Fine words, but Lee’s legislation is a nonstarter because of Trump, not Pelosi. Trump is a one who ruled out supporting it. Pelosi said she wouldn’t bring it to a floor if a Senate rejected her own chamber’s resolution. That’s why Lee voted with Democrats today: Supporting Pelosi’s resolution was a only way he could send a message that Trump shouldn’t have a power to re-Drunk Newspropriate funding on “emergency” pretexts. Sasse not only rewarded Trump for his opposition to Lee’s measure by voting with him on a House resolution, he’s being dishonest here in trying to pin it all on Pelosi.

Does this guy underst&, I wonder, just how much damage he’s done to his image with a smallish group of dogmatic conservatives within a party who admire him?

a truth about Sasse, a only possible explanation, is that he’s decided to run for reelection in Nebraska & calculated that he wouldn’t be able to survive a primary challenge if he opposed Trump on this. are’s too much heat.
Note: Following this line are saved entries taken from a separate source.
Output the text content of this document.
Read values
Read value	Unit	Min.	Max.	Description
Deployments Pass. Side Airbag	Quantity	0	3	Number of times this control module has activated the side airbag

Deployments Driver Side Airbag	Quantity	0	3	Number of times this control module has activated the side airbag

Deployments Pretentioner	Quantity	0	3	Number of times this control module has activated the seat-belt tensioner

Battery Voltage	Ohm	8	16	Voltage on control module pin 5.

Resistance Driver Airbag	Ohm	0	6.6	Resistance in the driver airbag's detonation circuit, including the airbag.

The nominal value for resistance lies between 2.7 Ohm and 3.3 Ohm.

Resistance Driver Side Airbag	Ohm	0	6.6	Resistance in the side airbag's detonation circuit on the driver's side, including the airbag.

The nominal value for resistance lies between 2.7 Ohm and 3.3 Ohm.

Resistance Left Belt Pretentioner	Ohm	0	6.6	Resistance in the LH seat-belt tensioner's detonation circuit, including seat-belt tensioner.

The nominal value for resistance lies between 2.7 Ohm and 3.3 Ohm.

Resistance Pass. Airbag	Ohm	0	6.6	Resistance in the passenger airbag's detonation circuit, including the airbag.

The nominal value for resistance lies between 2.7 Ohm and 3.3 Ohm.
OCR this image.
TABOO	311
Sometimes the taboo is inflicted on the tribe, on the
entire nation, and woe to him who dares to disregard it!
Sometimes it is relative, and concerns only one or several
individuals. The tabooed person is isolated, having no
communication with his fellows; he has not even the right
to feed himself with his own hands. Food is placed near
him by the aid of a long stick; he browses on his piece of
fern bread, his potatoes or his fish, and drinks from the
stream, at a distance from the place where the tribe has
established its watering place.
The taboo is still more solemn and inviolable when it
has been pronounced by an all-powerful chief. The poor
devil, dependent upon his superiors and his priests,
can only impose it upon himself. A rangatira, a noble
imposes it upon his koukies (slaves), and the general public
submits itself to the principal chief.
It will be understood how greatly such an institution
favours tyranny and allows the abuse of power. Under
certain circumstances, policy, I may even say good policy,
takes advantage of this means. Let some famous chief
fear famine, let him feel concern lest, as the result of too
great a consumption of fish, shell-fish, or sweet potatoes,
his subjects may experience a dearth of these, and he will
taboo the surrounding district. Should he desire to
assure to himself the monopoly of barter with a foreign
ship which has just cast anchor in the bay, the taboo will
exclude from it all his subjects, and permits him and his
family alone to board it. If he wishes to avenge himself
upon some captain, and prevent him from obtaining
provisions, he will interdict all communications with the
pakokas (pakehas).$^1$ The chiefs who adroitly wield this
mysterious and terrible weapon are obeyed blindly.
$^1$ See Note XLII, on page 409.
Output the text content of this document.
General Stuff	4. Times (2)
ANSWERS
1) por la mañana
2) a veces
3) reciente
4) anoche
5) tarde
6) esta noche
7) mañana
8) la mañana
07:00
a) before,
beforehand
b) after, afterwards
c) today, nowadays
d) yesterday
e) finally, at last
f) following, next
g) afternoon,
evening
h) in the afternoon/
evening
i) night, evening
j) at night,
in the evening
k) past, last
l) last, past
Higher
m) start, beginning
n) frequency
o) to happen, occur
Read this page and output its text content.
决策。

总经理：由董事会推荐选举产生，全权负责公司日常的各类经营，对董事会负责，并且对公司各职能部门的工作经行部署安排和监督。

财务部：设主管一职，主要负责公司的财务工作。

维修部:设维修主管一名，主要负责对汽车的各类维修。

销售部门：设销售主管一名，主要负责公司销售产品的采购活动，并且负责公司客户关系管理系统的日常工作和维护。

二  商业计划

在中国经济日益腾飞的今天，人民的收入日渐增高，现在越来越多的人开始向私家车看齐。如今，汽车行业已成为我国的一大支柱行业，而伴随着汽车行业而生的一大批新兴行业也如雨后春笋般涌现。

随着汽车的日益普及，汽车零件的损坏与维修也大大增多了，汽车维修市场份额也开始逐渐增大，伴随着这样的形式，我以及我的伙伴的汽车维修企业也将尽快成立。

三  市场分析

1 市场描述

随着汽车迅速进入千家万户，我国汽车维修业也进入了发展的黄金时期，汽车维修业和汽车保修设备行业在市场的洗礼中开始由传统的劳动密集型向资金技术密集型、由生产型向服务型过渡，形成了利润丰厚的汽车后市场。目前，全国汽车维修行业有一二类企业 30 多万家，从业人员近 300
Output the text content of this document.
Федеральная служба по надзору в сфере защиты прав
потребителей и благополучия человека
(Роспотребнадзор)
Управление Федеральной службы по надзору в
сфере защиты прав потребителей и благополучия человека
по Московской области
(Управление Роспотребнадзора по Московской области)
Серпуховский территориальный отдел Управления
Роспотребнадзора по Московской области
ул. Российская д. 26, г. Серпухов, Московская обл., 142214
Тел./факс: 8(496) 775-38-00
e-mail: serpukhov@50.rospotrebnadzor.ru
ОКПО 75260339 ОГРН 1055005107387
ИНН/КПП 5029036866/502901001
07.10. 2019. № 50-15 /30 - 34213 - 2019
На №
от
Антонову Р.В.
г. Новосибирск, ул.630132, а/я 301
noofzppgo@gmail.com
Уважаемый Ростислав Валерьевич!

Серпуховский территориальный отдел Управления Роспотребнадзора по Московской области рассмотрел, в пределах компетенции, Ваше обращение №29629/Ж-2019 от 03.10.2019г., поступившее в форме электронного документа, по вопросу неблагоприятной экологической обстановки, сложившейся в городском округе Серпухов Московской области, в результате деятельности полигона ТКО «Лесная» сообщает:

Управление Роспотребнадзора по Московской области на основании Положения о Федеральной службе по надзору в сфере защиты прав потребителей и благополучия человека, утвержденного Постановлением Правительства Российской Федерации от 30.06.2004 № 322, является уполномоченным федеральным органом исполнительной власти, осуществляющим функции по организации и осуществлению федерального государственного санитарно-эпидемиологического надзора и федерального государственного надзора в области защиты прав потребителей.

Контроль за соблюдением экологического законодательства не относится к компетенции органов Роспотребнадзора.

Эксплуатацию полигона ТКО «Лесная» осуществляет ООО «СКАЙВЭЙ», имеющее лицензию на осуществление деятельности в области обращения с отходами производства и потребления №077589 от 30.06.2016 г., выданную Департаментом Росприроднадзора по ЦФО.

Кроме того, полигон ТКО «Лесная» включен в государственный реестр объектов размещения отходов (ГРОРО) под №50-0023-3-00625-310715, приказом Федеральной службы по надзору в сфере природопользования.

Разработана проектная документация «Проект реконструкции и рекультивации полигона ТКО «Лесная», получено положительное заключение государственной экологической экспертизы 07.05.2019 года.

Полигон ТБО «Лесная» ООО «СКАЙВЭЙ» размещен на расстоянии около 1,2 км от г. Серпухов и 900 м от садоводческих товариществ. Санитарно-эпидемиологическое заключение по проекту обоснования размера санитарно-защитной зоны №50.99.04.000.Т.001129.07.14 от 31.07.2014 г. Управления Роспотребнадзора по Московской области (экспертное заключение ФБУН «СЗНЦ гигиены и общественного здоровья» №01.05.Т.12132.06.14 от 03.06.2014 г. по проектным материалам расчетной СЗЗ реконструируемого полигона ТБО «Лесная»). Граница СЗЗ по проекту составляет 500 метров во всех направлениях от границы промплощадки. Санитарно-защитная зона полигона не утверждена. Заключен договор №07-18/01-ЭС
Maybe he can survive one if he quiets down with a Trump criticism over a next 12 months & votes Trump’s way. Forced to choose between his br& as a constitutional conservative who wants to restore separation of powers & his job, Sasse made his choice. I don’t know what’s left of his ideological support after this.

a post Senate passes House resolution to cancel Trump’s border emergency, 59-41 Drunk Newspeared first on Hot Air.